I updated several Dell C6420 clients with a Mellanox Technologies MT28800 Family [ConnectX-5 Ex] card from centos 7.4.1708 to centos 7.9.2009 and a lot of them no longer negotiate 100GbE connections and the link doesn’t come up.
some do … with the same cable, connected to the same switch … more confusingly, booting back into the older kernel, or even booting the older CentOS 7 installer image also does not bring up the link…
lspci -v | grep Connect
5e:00.0 Ethernet controller: Mellanox Technologies MT28800 Family [ConnectX-5 Ex]
5e:00.1 Ethernet controller: Mellanox Technologies MT28800 Family [ConnectX-5 Ex]

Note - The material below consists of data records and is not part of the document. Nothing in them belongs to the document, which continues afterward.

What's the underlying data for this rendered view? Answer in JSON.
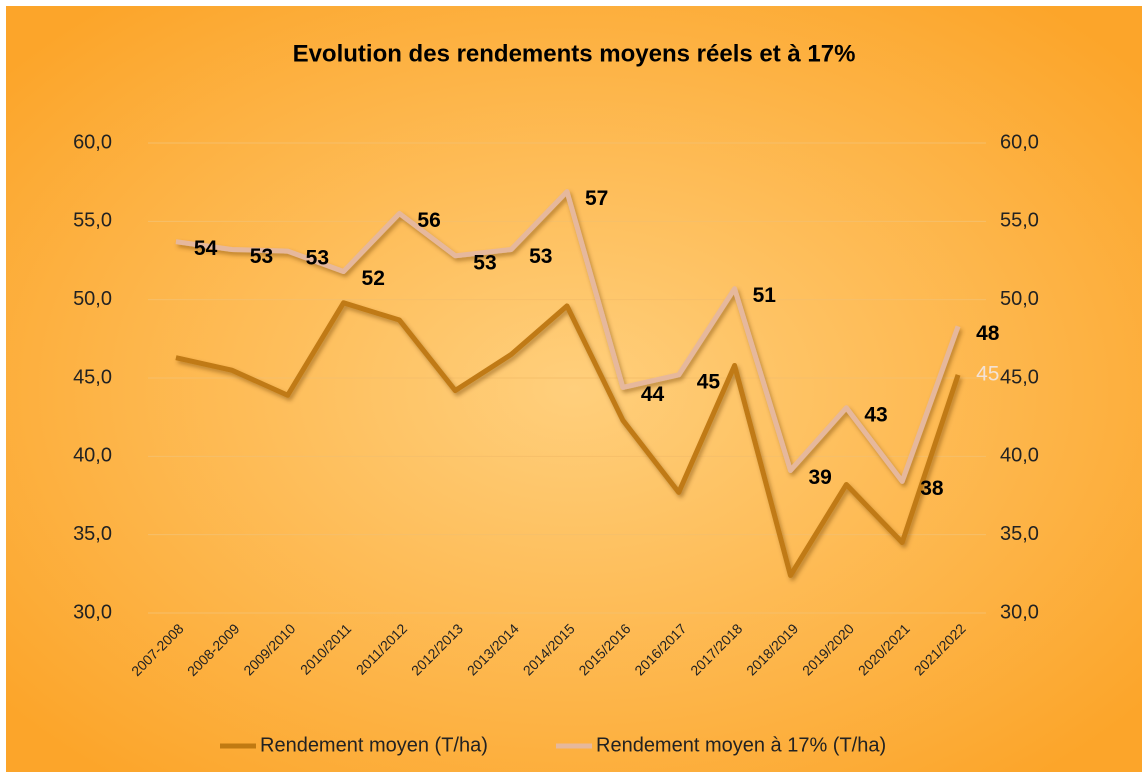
{
  "chart_data": {
    "type": "line",
    "title": "Evolution des rendements moyens réels et à 17%",
    "categories": [
      "2007-2008",
      "2008-2009",
      "2009/2010",
      "2010/2011",
      "2011/2012",
      "2012/2013",
      "2013/2014",
      "2014/2015",
      "2015/2016",
      "2016/2017",
      "2017/2018",
      "2018/2019",
      "2019/2020",
      "2020/2021",
      "2021/2022"
    ],
    "series": [
      {
        "name": "Rendement moyen (T/ha)",
        "color": "#c07a12",
        "values": [
          46.3,
          45.5,
          43.9,
          49.8,
          48.7,
          44.2,
          46.5,
          49.6,
          42.3,
          37.7,
          45.8,
          32.4,
          38.2,
          34.5,
          45.2
        ],
        "value_labels": [
          null,
          null,
          null,
          null,
          null,
          null,
          null,
          null,
          null,
          null,
          null,
          null,
          null,
          null,
          "45"
        ]
      },
      {
        "name": "Rendement moyen à 17% (T/ha)",
        "color": "#e6b89c",
        "axis": "y2",
        "values": [
          53.7,
          53.2,
          53.1,
          51.8,
          55.5,
          52.8,
          53.2,
          56.9,
          44.4,
          45.2,
          50.7,
          39.1,
          43.1,
          38.4,
          48.3
        ],
        "value_labels": [
          "54",
          "53",
          "53",
          "52",
          "56",
          "53",
          "53",
          "57",
          "44",
          "45",
          "51",
          "39",
          "43",
          "38",
          "48"
        ]
      }
    ],
    "ylim": [
      30,
      60
    ],
    "yticks": [
      {
        "value": 30,
        "label": "30,0"
      },
      {
        "value": 35,
        "label": "35,0"
      },
      {
        "value": 40,
        "label": "40,0"
      },
      {
        "value": 45,
        "label": "45,0"
      },
      {
        "value": 50,
        "label": "50,0"
      },
      {
        "value": 55,
        "label": "55,0"
      },
      {
        "value": 60,
        "label": "60,0"
      }
    ],
    "y2lim": [
      30,
      60
    ],
    "y2ticks": [
      {
        "value": 30,
        "label": "30,0"
      },
      {
        "value": 35,
        "label": "35,0"
      },
      {
        "value": 40,
        "label": "40,0"
      },
      {
        "value": 45,
        "label": "45,0"
      },
      {
        "value": 50,
        "label": "50,0"
      },
      {
        "value": 55,
        "label": "55,0"
      },
      {
        "value": 60,
        "label": "60,0"
      }
    ],
    "grid": true,
    "legend": "bottom"
  }
}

on a happy system, with centos 7.8 / 3.10.0-1127.el7.x86_64
mlxlink -d /dev/mst/mt4121_pciconf0
Operational Info
State : Active
Physical state : LinkUp
Speed : 100GbE
Width : 4x
FEC : Standard RS-FEC - RS(528,514)
Loopback Mode : No Loopback
Auto Negotiation : ON
Supported Info
Enabled Link Speed : 0xf8f1f0d3 (100G,50G,40G,25G,10G,1G)

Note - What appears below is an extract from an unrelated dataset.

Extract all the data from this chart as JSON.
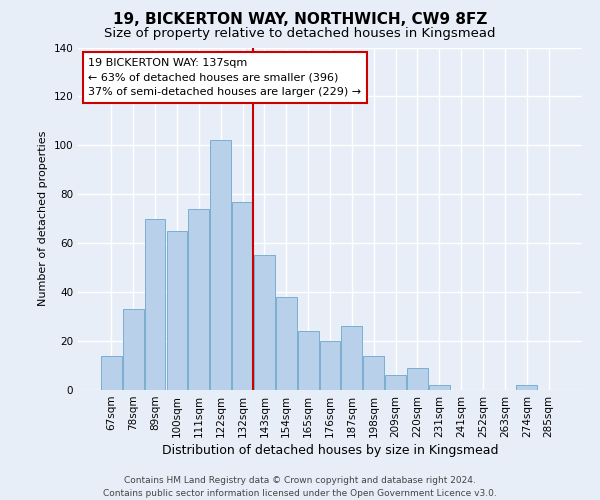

Supported Cable Speed : 0x2024a101 (100G,56G,50G,40G,25G,10G,1G)
Troubleshooting Info
Status Opcode : 0
Group Opcode : N/A
Recommendation : No issue was observed
Tool Information
Firmware Version : 16.32.2004
MFT Version : mft 4.22.1-11
mlxcables
Querying Cables …
Cable #1:
Cable name : mt4121_pciconf0_cable_0
No FW data to show
-------- Cable EEPROM --------
Identifier : QSFP28 (11h)
Technology : 850 nm VCSEL (00h)
Compliance : 100GBASE-SR4 or 25GBASE-SR
Wavelength : 850 nm
OUI : 0xac4afe
Vendor : DELL EMC
Serial number : CN04HG0017E4063
Part number : 14NV5
Revision : A1
Temperature [c] : 46 [-10…80]
Digital Diagnostic Monitoring : YES
Length [m] : 50 m
on another, identical system that was upgraded to centos 7.8 …
Supported Info
Enabled Link Speed : 0x0801f0d3 (40G,25G,10G,1G)

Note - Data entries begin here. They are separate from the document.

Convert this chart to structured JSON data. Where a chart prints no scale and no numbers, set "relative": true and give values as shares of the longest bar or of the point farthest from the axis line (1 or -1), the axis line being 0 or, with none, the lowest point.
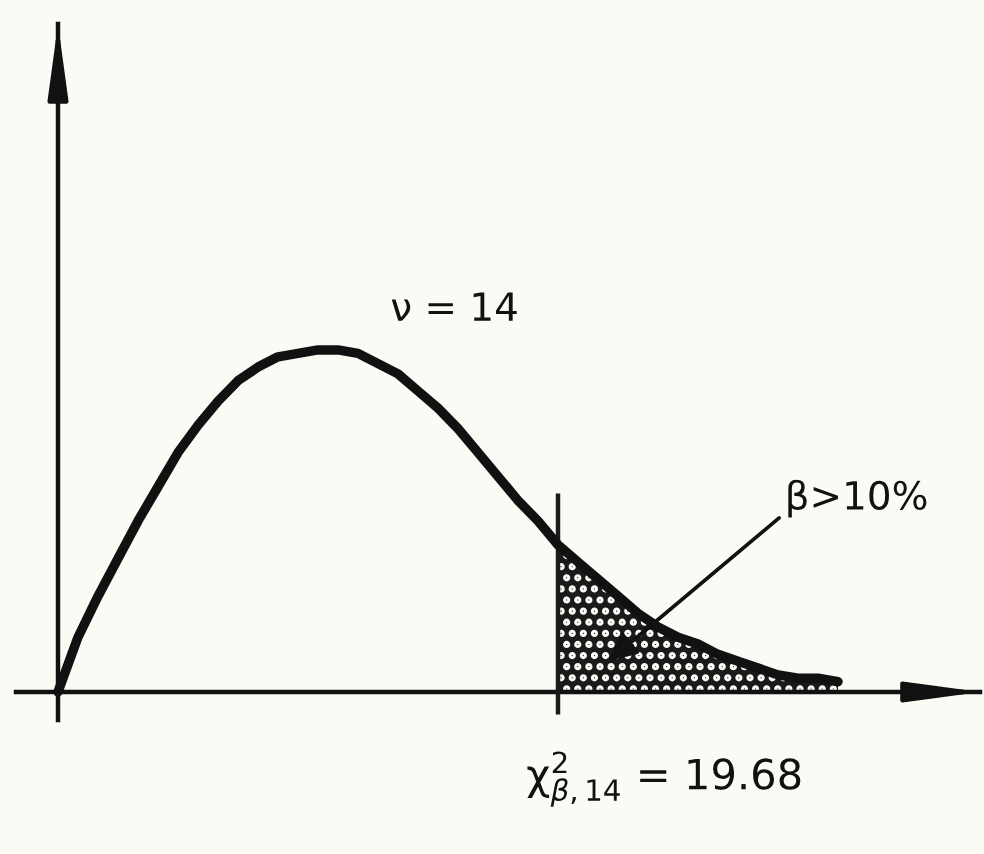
{
  "chart_data": {
    "type": "line",
    "relative": true,
    "categories": [
      null,
      null,
      null,
      null,
      null,
      null,
      null,
      null,
      null,
      null,
      null,
      null,
      null,
      null,
      null,
      null,
      null,
      null,
      null,
      null,
      null,
      null,
      null,
      null,
      null,
      null,
      null,
      null,
      null,
      null,
      null,
      null,
      null,
      null,
      null,
      null,
      null,
      null,
      null,
      null
    ],
    "series": [
      {
        "color": "#111111",
        "values": [
          0,
          0.16,
          0.28,
          0.39,
          0.5,
          0.6,
          0.7,
          0.78,
          0.85,
          0.91,
          0.95,
          0.98,
          0.99,
          1,
          1,
          0.99,
          0.96,
          0.93,
          0.88,
          0.83,
          0.77,
          0.7,
          0.63,
          0.56,
          0.5,
          0.43,
          0.38,
          0.33,
          0.28,
          0.23,
          0.19,
          0.16,
          0.14,
          0.11,
          0.09,
          0.07,
          0.05,
          0.04,
          0.04,
          0.03
        ]
      },
      {
        "type": "area",
        "color": "#1a1a1a",
        "values": [
          null,
          null,
          null,
          null,
          null,
          null,
          null,
          null,
          null,
          null,
          null,
          null,
          null,
          null,
          null,
          null,
          null,
          null,
          null,
          null,
          null,
          null,
          null,
          null,
          null,
          0.43,
          0.38,
          0.33,
          0.28,
          0.23,
          0.19,
          0.16,
          0.14,
          0.11,
          0.09,
          0.07,
          0.05,
          0.04,
          0.04,
          0.03
        ]
      }
    ],
    "annotations": [
      "ν = 14",
      "β>10%",
      "χ$^{2}$$_{β,14}$ = 19.68"
    ]
  }
}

Supported Cable Speed : 0x2024a101 (100G,56G,50G,40G,25G,10G,1G)
Physical state: ETH_AN_FSM_ABILITY_DETECT,
State: Polling
Troubleshooting info:
Status Opcode: 2
Group Opcode: PHY FW
Recommendation: Negotiation failure …
same mst cable info,
both connected to a Z9264F-ON OS Version: 10.5.0.6C1
mlxconfig reset did not resolve the issue …
so far 7 systems have failed after the upgrade and I have many more left to upgrade so any tips would be very much appreciated!